3 Marzo 1976

L'amore di Dio e del prossimo norma suprema e vitale della personalità cristiana

Per dare qualche applicazione pratica al nostro proposito di un rinnovamento effettivo della nostra vita cristiana, proposito che portiamo negli animi come ricordo operante dell'Anno Santo, un altro principio, oltre quelli già affermati, noi dobbiamo stabilire, o meglio ristabilire a fondamento del nuovo edificio spirituale, nel quale deve trovare la sua stanza, anzi la sua officina la « civiltà dell'amore »; ed è lo sforzo ascetico.

Sappiamo tutti in che cosa esso consiste.

Consiste in uno sforzo abituale della buona volontà,

una tensione morale vigilante e perseverante della coscienza sopra il dominio delle proprie azioni,

una attitudine normale di autogoverno,

di padronanza di sé, nell'intento di unificare il complesso meccanismo psicologico dei propri istinti,

delle proprie passioni,

dei propri interessi,

dei propri sentimenti,

delle proprie reazioni interiori ed esteriori,

dei propri pensieri,

sotto un unico comando direttivo, l'amor di Dio e del prossimo, norma suprema e vitale della personalità cristiana.

Ricordiamo due dati di fatto: noi uomini siamo esseri complessi, polivalenti, polioperanti; ed è principio della sapienza naturale e cristiana il tentativo continuo di comporre in un ordine logico e morale questo nostro essere complicato e per sé capace di forme diverse di azione e di comportamento.

La saggezza naturale, anche pagana, aveva già avvertito questo bisogno di animi concordia, come si esprime Seneca ( Cfr. Senecae De vita beata, 8, 6 ); così Epitteto, l'umile e grande filosofo, che insegnò l'armonia fra la libertà e la virtù ( Cfr. le sue « diatribe », o dissertazioni che piacquero al Leopardi, che ne fece una elegante traduzione. Opere, 1, pp. 539-566 ).

E poi il secondo fatto capitale, misterioso e realissimo ( Cfr. Pascal ), il peccato originale, che ha lasciato un disordine congenito nell'uomo ( Cfr.
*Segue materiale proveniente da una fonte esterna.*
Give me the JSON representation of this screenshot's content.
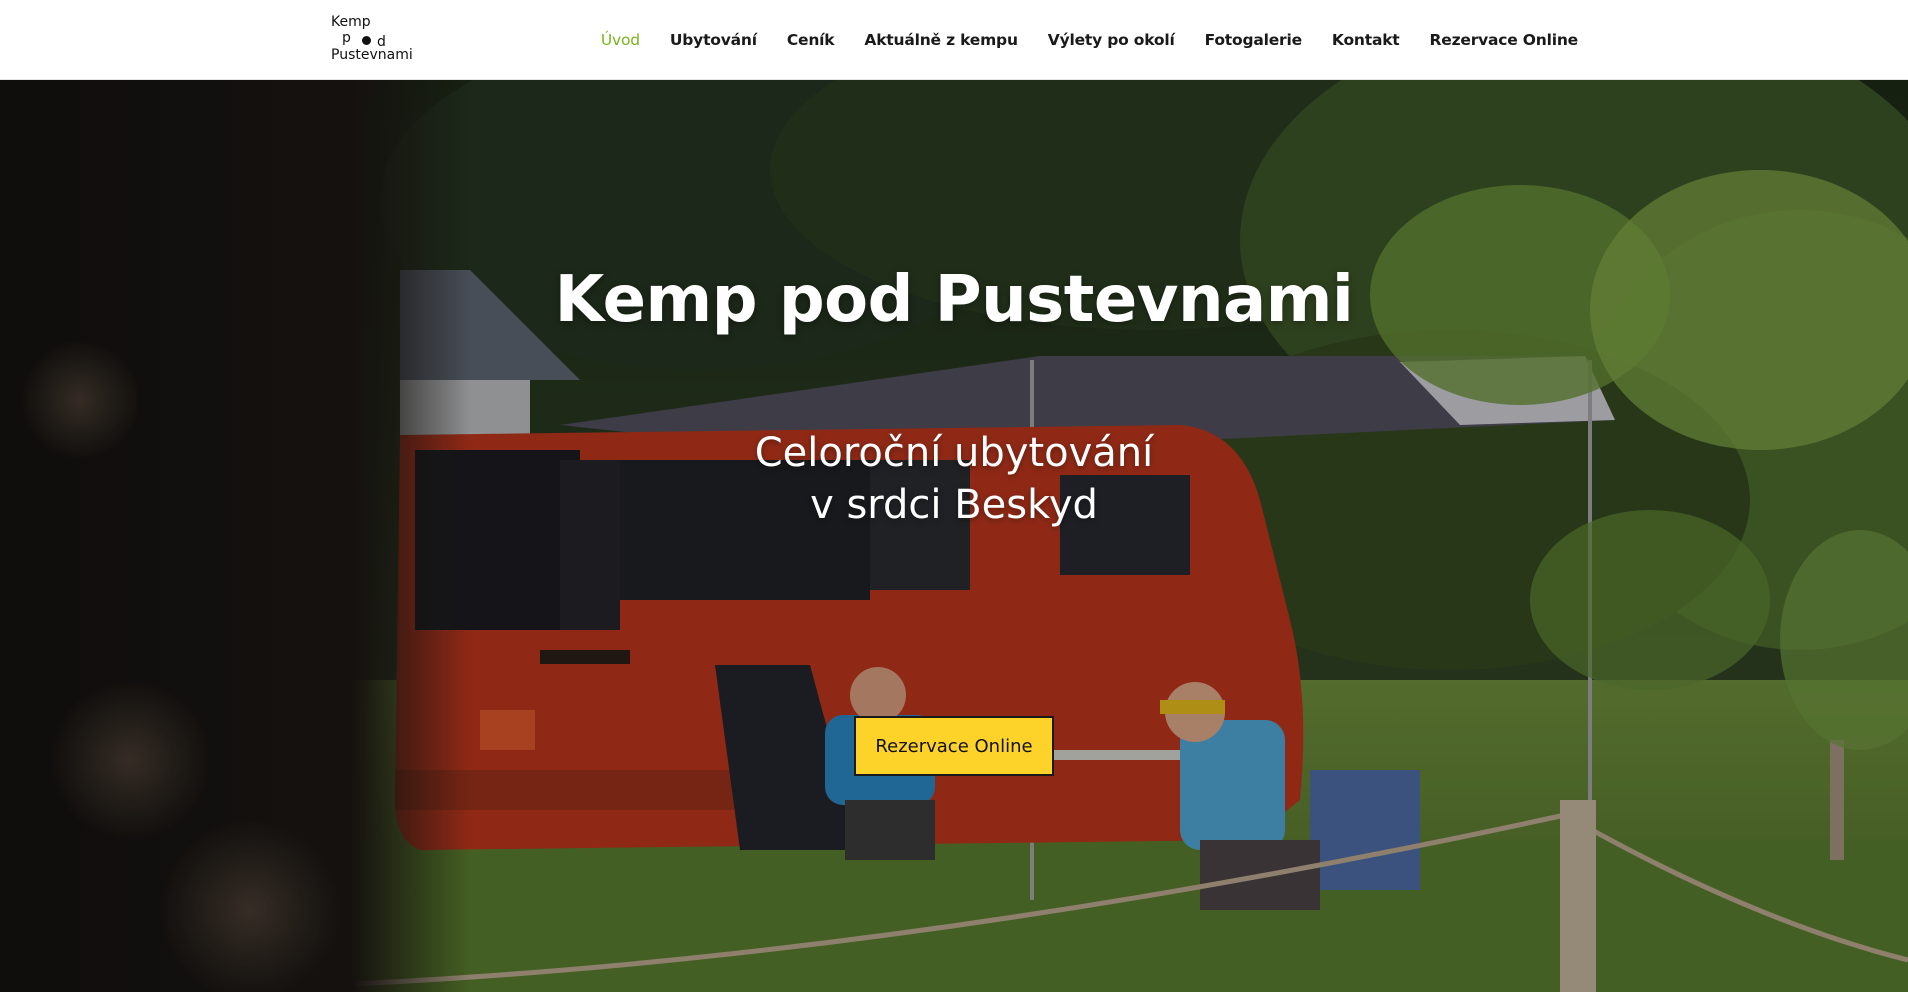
{
  "logo": {
    "line1": "Kemp",
    "line2": "p",
    "line3": "d",
    "line4": "Pustevnami"
  },
  "nav": {
    "items": [
      {
        "label": "Úvod"
      },
      {
        "label": "Ubytování"
      },
      {
        "label": "Ceník"
      },
      {
        "label": "Aktuálně z kempu"
      },
      {
        "label": "Výlety po okolí"
      },
      {
        "label": "Fotogalerie"
      },
      {
        "label": "Kontakt"
      },
      {
        "label": "Rezervace Online"
      }
    ],
    "active_color": "#7ab51d"
  },
  "hero": {
    "title": "Kemp pod Pustevnami",
    "subtitle_line1": "Celoroční ubytování",
    "subtitle_line2": "v srdci Beskyd",
    "cta_label": "Rezervace Online",
    "cta_color": "#fdd32a"
  }
}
Denz-Schön., 1512 ), che porta con sé una specie di tendenza centrifuga delle sue facoltà, le quali, senza un'azione severa e riflessa di coordinamento e senza un aiuto divino, non ricompongono più il profilo ideale, cioè la santità, la perfezione, a cui l'uomo è pur chiamato.

Dobbiamo perciò notare come punto importante del nostro programma di rinnovamento il bisogno, abbiamo detto, di uno sforzo ascetico.

Sappiamo tutti benissimo che questo capitolo del programma rinnovatore della vita cristiana non gode il favore dell'opinione pubblica, e nemmeno talvolta il dovuto rispetto di certi maestri, che pur si qualificano moralisti e per di più cristiani ( alcune imprevedibili e ingiustificate reazioni alla recente Dichiarazione della nostra Sacra Congregazione per la Dottrina della Fede « circa alcune questioni di etica sessuale » ce ne danno una ben triste esperienza ).

Oggi l'autorità, oggi la legge, che ci propongano una norma esteriore, per quanto conforme alle esigenze interiori del nostro essere, non sono più gradite, né spesso più ascoltate.

La spontaneità sembra essere il diritto fondamentale dell'azione umana.

Trionfa Rousseau.

Essa si è dapprima ammantata delle esigenze della coscienza personale, senza spesso badare che la coscienza psicologica ha prevalso su quella morale, privando questa della sua visione sull'obbligazione intrinseca ed estrinseca che la deve guidare, donde l'esplosione d'una libertà cieca, d'un istinto passionale, d'una delinquenza sfrenata, donde insomma l'abdicazione della volontà intelligente e veramente responsabile.

Il nostro sforzo ascetico, perfettivo della condotta morale, avrà due momenti: uno negativo, che i maestri di spirito chiamano mortificazione, digiuno, rinuncia, combattimento spirituale, penitenza, eccetera.

Ricordiamo tutti come questo esercizio di riconquista della padronanza di sé, per conseguire un'idoneità alla vita cristiana, abbia nel Vangelo espressioni fortissime, che dovranno essere saggiamente interpretate, come questa: « Se il tuo occhio destro ti è occasione di scandalo, cavalo e gettalo via da te … » ( Mt 5,29; così della mano: Mt 5,30 ).

A cui fa eco S. Paolo: « io tratto duramente il mio corpo, e lo trascino in schiavitù … » ( 1 Cor 9,27 ).

L'altro momento dell'ascetica cristiana è positivo, rivolto cioè alla fortificazione della virtù, propria d'un seguace di Cristo.

Milizia si chiama questo momento ( Cfr. Gb 7,1; 2 Cor 10,4; Rm 13,14; Gal 5,16 ), ed ha in S. Paolo la metaforica ed espressiva descrizione dell'armatura romana: « Prendete … l'armatura di Dio, … cinti i fianchi con la verità, rivestiti con la corazza della giustizia … , ecc. » ( Ef 6,13-17 ).

Non si è veri cristiani, se non si è forti.

Non si è forti, anche spiritualmente, se non si è atleti, cioè senza dure e lunghe esercitazioni ( 1 Ts 5,8 ).

E tutto questo per possedere quella invincibile carità, che sopra ogni cosa andiamo cercando: « chi ci potrà separare dalla carità di Cristo? » ( Rm 8,35 ).

Con la nostra Benedizione Apostolica.